On Wednesday National Hockey League Commissioner Gary Bettman canceled the season, and we guess that's a loss. But this week also brought news of something else that's been put on ice. We're talking about the "hockey stick."

Just so we're clear, this hockey stick isn't a sports implement; it's a scientific graph. Back in the late 1990s, American geoscientist Michael Mann published a chart that purported to show average surface temperatures in the Northern Hemisphere over the past 1,000 years. The chart showed relatively minor fluctuations in temperature over the first 900 years, then a sharp and continuous rise over the past century, giving it a hockey-stick shape.
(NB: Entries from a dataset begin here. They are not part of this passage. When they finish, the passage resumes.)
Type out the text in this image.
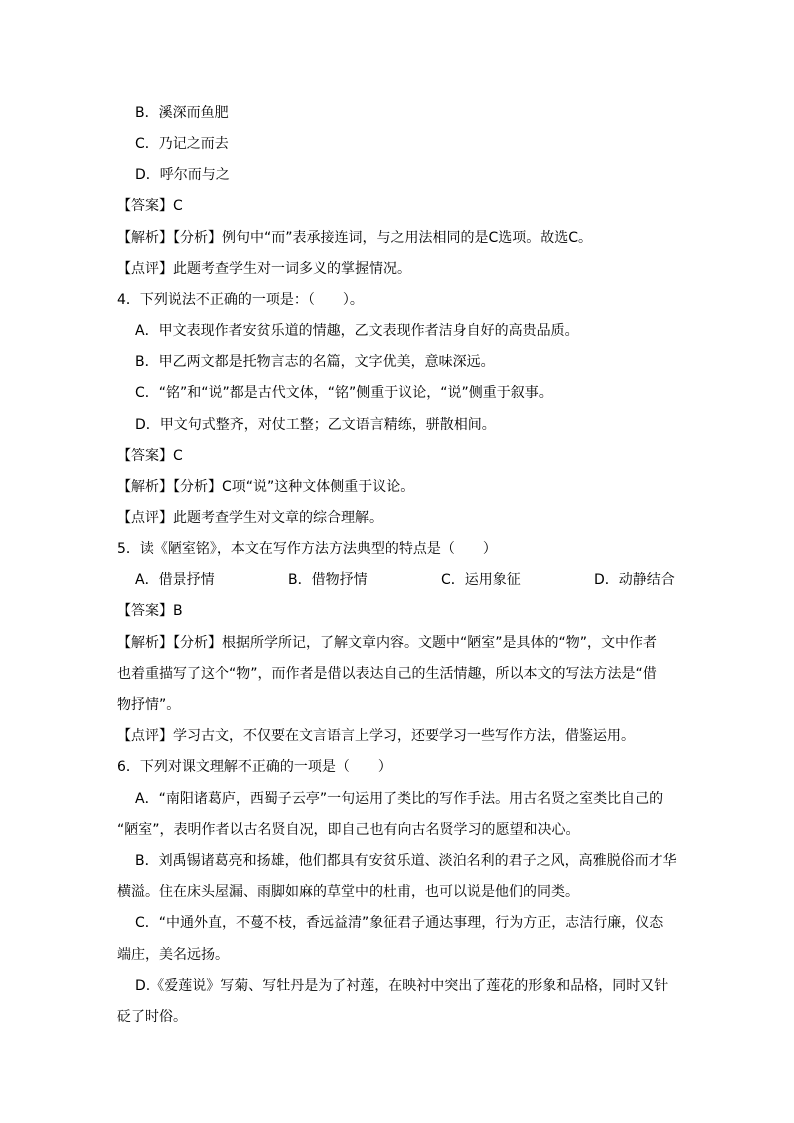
B．溪深而鱼肥
C．乃记之而去
D．呼尔而与之
【答案】C
【解析】【分析】例句中“而”表承接连词，与之用法相同的是C选项。故选C。
【点评】此题考查学生对一词多义的掌握情况。
4．下列说法不正确的一项是：（　　）。
A．甲文表现作者安贫乐道的情趣，乙文表现作者洁身自好的高贵品质。
B．甲乙两文都是托物言志的名篇，文字优美，意味深远。
C．“铭”和“说”都是古代文体，“铭”侧重于议论，“说”侧重于叙事。
D．甲文句式整齐，对仗工整；乙文语言精练，骈散相间。
【答案】C
【解析】【分析】C项“说”这种文体侧重于议论。
【点评】此题考查学生对文章的综合理解。
5．读《陋室铭》，本文在写作方法方法典型的特点是（　　）
A．借景抒情	B．借物抒情	C．运用象征	D．动静结合
【答案】B
【解析】【分析】根据所学所记，了解文章内容。文题中“陋室”是具体的“物”，文中作者
也着重描写了这个“物”，而作者是借以表达自己的生活情趣，所以本文的写法方法是“借
物抒情”。
【点评】学习古文，不仅要在文言语言上学习，还要学习一些写作方法，借鉴运用。
6．下列对课文理解不正确的一项是（　　）
A．“南阳诸葛庐，西蜀子云亭”一句运用了类比的写作手法。用古名贤之室类比自己的
“陋室”，表明作者以古名贤自况，即自己也有向古名贤学习的愿望和决心。
B．刘禹锡诸葛亮和扬雄，他们都具有安贫乐道、淡泊名利的君子之风，高雅脱俗而才华
横溢。住在床头屋漏、雨脚如麻的草堂中的杜甫，也可以说是他们的同类。
C．“中通外直，不蔓不枝，香远益清”象征君子通达事理，行为方正，志洁行廉，仪态
端庄，美名远扬。
D.《爱莲说》写菊、写牡丹是为了衬莲，在映衬中突出了莲花的形象和品格，同时又针
砭了时俗。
Mr. Mann's chart was both a scientific and political sensation. It contradicted a body of scientific work suggesting a warm period early in the second millennium, followed by a "Little Ice Age" starting in the 14th century. It also provided some visually arresting scientific support for the contention that fossil-fuel emissions were the cause of higher temperatures. Little wonder, then, that Mr. Mann's hockey stick appears five times in the Intergovernmental Panel on Climate Change's landmark 2001 report on global warming, which paved the way to this week's global ratification--sans the U.S., Australia and China--of the Kyoto Protocol.
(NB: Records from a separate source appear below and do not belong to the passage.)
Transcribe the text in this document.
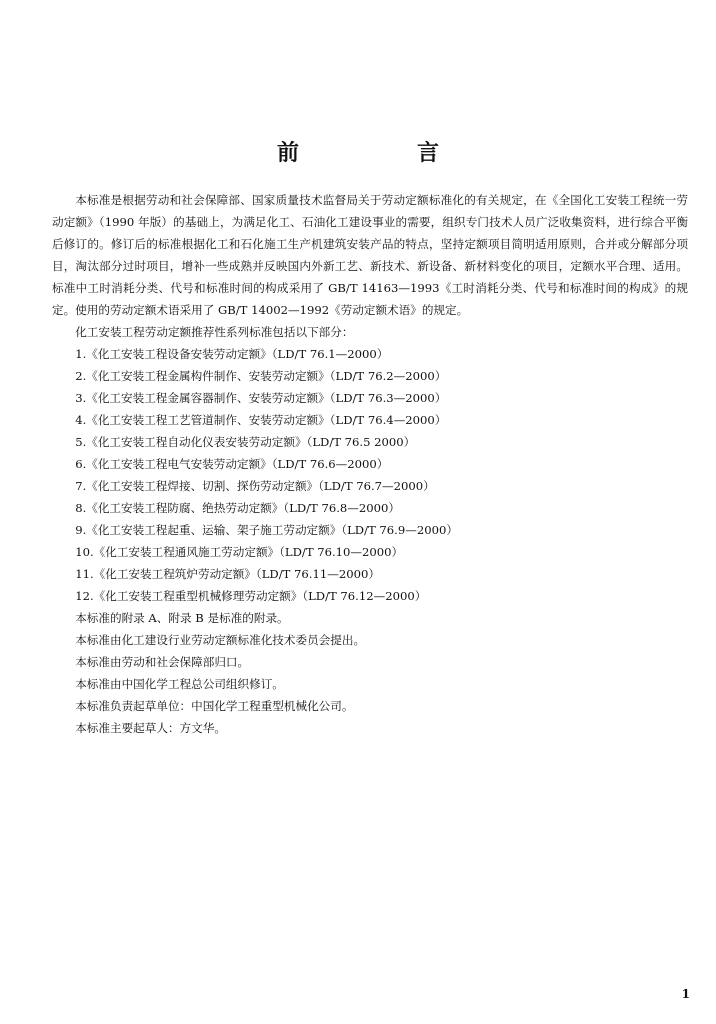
前　言

本标准是根据劳动和社会保障部、国家质量技术监督局关于劳动定额标准化的有关规定，在《全国化工安装工程统一劳动定额》（1990 年版）的基础上，为满足化工、石油化工建设事业的需要，组织专门技术人员广泛收集资料，进行综合平衡后修订的。修订后的标准根据化工和石化施工生产机建筑安装产品的特点，坚持定额项目简明适用原则，合并或分解部分项目，淘汰部分过时项目，增补一些成熟并反映国内外新工艺、新技术、新设备、新材料变化的项目，定额水平合理、适用。标准中工时消耗分类、代号和标准时间的构成采用了 GB/T 14163—1993《工时消耗分类、代号和标准时间的构成》的规定。使用的劳动定额术语采用了 GB/T 14002—1992《劳动定额术语》的规定。

化工安装工程劳动定额推荐性系列标准包括以下部分：

1.《化工安装工程设备安装劳动定额》（LD/T 76.1—2000）
2.《化工安装工程金属构件制作、安装劳动定额》（LD/T 76.2—2000）
3.《化工安装工程金属容器制作、安装劳动定额》（LD/T 76.3—2000）
4.《化工安装工程工艺管道制作、安装劳动定额》（LD/T 76.4—2000）
5.《化工安装工程自动化仪表安装劳动定额》（LD/T 76.5 2000）
6.《化工安装工程电气安装劳动定额》（LD/T 76.6—2000）
7.《化工安装工程焊接、切割、探伤劳动定额》（LD/T 76.7—2000）
8.《化工安装工程防腐、绝热劳动定额》（LD/T 76.8—2000）
9.《化工安装工程起重、运输、架子施工劳动定额》（LD/T 76.9—2000）
10.《化工安装工程通风施工劳动定额》（LD/T 76.10—2000）
11.《化工安装工程筑炉劳动定额》（LD/T 76.11—2000）
12.《化工安装工程重型机械修理劳动定额》（LD/T 76.12—2000）

本标准的附录 A、附录 B 是标准的附录。

本标准由化工建设行业劳动定额标准化技术委员会提出。

本标准由劳动和社会保障部归口。

本标准由中国化学工程总公司组织修订。

本标准负责起草单位：中国化学工程重型机械化公司。

本标准主要起草人：方文华。

1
Yet there were doubts about Mr. Mann's methods and analysis from the start. In 1998, Willie Soon and Sallie Baliunas of the Harvard-Smithsonian Center for Astrophysics published a paper in the journal Climate Research, arguing that there really had been a Medieval warm period. The result: Messrs. Soon and Baliunas were treated as heretics and six editors at Climate Research were made to resign.

Still, questions persisted. In 2003, Stephen McIntyre, a Toronto minerals consultant and amateur mathematician, and Ross McKitrick, an economist at Canada's University of Guelph, jointly published a critique of the hockey stick analysis. Their conclusion: Mr. Mann's work was riddled with "collation errors, unjustifiable truncations of extrapolation of source data, obsolete data, geographical location errors, incorrect calculations of principal components, and other quality control defects." Once these were corrected, the Medieval warm period showed up again in the data.
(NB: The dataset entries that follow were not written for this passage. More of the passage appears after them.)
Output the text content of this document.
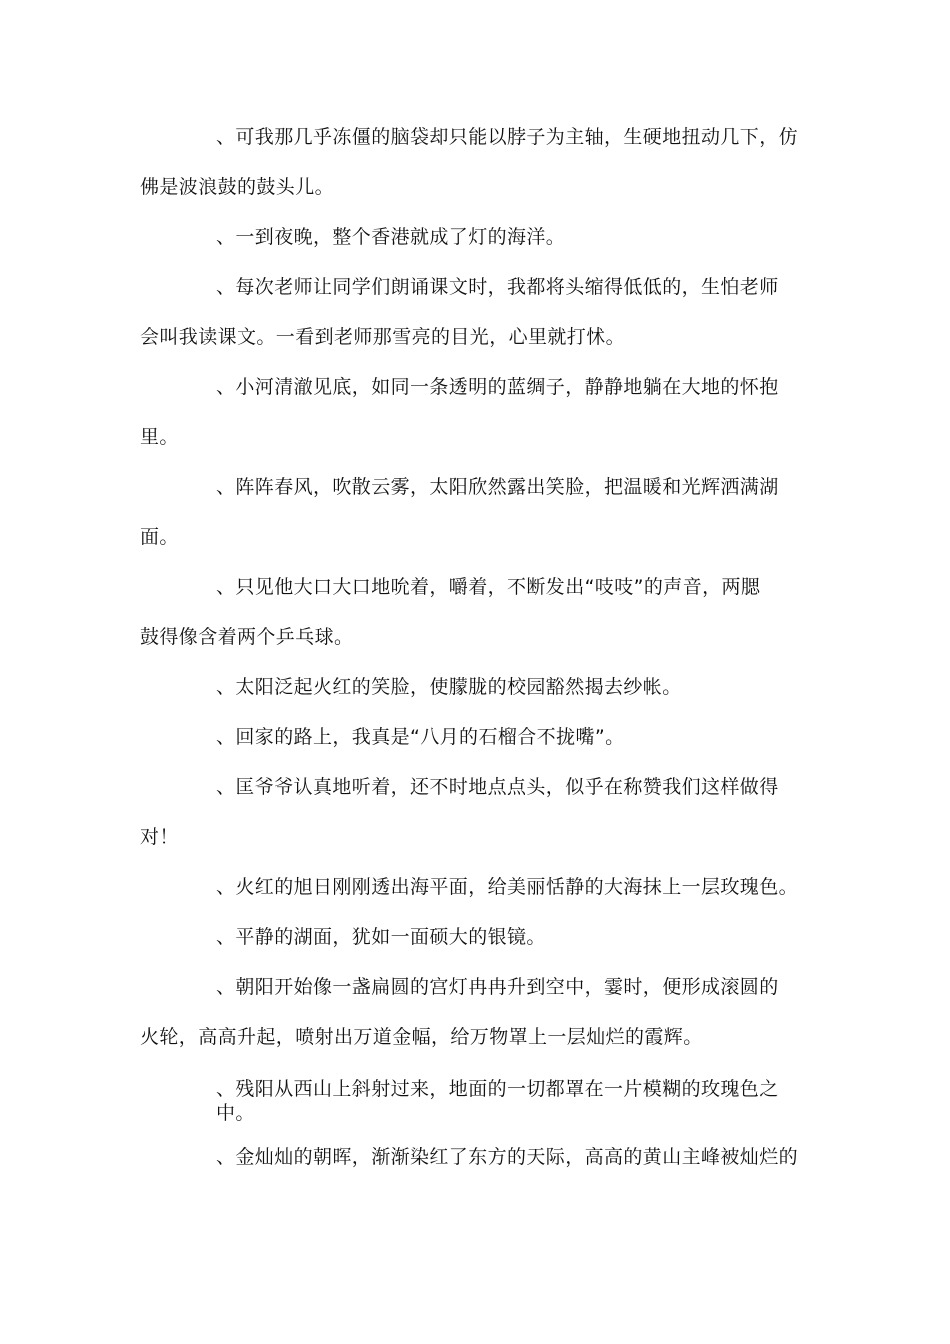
、可我那几乎冻僵的脑袋却只能以脖子为主轴，生硬地扭动几下，仿
佛是波浪鼓的鼓头儿。

、一到夜晚，整个香港就成了灯的海洋。

、每次老师让同学们朗诵课文时，我都将头缩得低低的，生怕老师
会叫我读课文。一看到老师那雪亮的目光，心里就打怵。

、小河清澈见底，如同一条透明的蓝绸子，静静地躺在大地的怀抱
里。

、阵阵春风，吹散云雾，太阳欣然露出笑脸，把温暖和光辉洒满湖
面。

、只见他大口大口地吮着，嚼着，不断发出“吱吱”的声音，两腮
鼓得像含着两个乒乓球。

、太阳泛起火红的笑脸，使朦胧的校园豁然揭去纱帐。

、回家的路上，我真是“八月的石榴合不拢嘴”。

、匡爷爷认真地听着，还不时地点点头，似乎在称赞我们这样做得
对！

、火红的旭日刚刚透出海平面，给美丽恬静的大海抹上一层玫瑰色。

、平静的湖面，犹如一面硕大的银镜。

、朝阳开始像一盏扁圆的宫灯冉冉升到空中，霎时，便形成滚圆的
火轮，高高升起，喷射出万道金幅，给万物罩上一层灿烂的霞辉。

、残阳从西山上斜射过来，地面的一切都罩在一片模糊的玫瑰色之
中。

、金灿灿的朝晖，渐渐染红了东方的天际，高高的黄山主峰被灿烂的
This should have produced a healthy scientific debate. Instead, as the Journal's Antonio Regalado reported Monday, Mr. Mann tried to shut down debate by refusing to disclose the mathematical algorithm by which he arrived at his conclusions. All the same, Mr. Mann was forced to publish a retraction of some of his initial data, and doubts about his statistical methods have since grown. Statistician Francis Zwiers of Environment Canada (a government agency) notes that Mr. Mann's method "preferentially produces hockey sticks when there are none in the data." Other reputable scientists such as Berkeley's Richard Muller and Hans von Storch of Germany's GKSS Center essentially agree.

We realize this may all seem like so much academic nonsense. Yet if there really was a Medieval warm period (we draw no conclusions), it would cast some doubt on the contention that our SUVs and air conditioners, rather than natural causes, are to blame for apparent global warming.

There is also the not-so-small matter of the politicization of science: If climate scientists feel their careers might be put at risk by questioning some orthodoxy, the inevitable result will be bad science. It says something that it took two non-climate scientists to bring Mr. Mann's errors to light.

But the important point is this: The world is being lobbied to place a huge economic bet--as much as $150 billion a year--on the notion that man-made global warming is real. Businesses are gearing up, at considerable cost, to deal with a new regulatory environment; complex carbon-trading schemes are in the making. Shouldn't everyone look very carefully, and honestly, at the science before we jump off this particular cliff?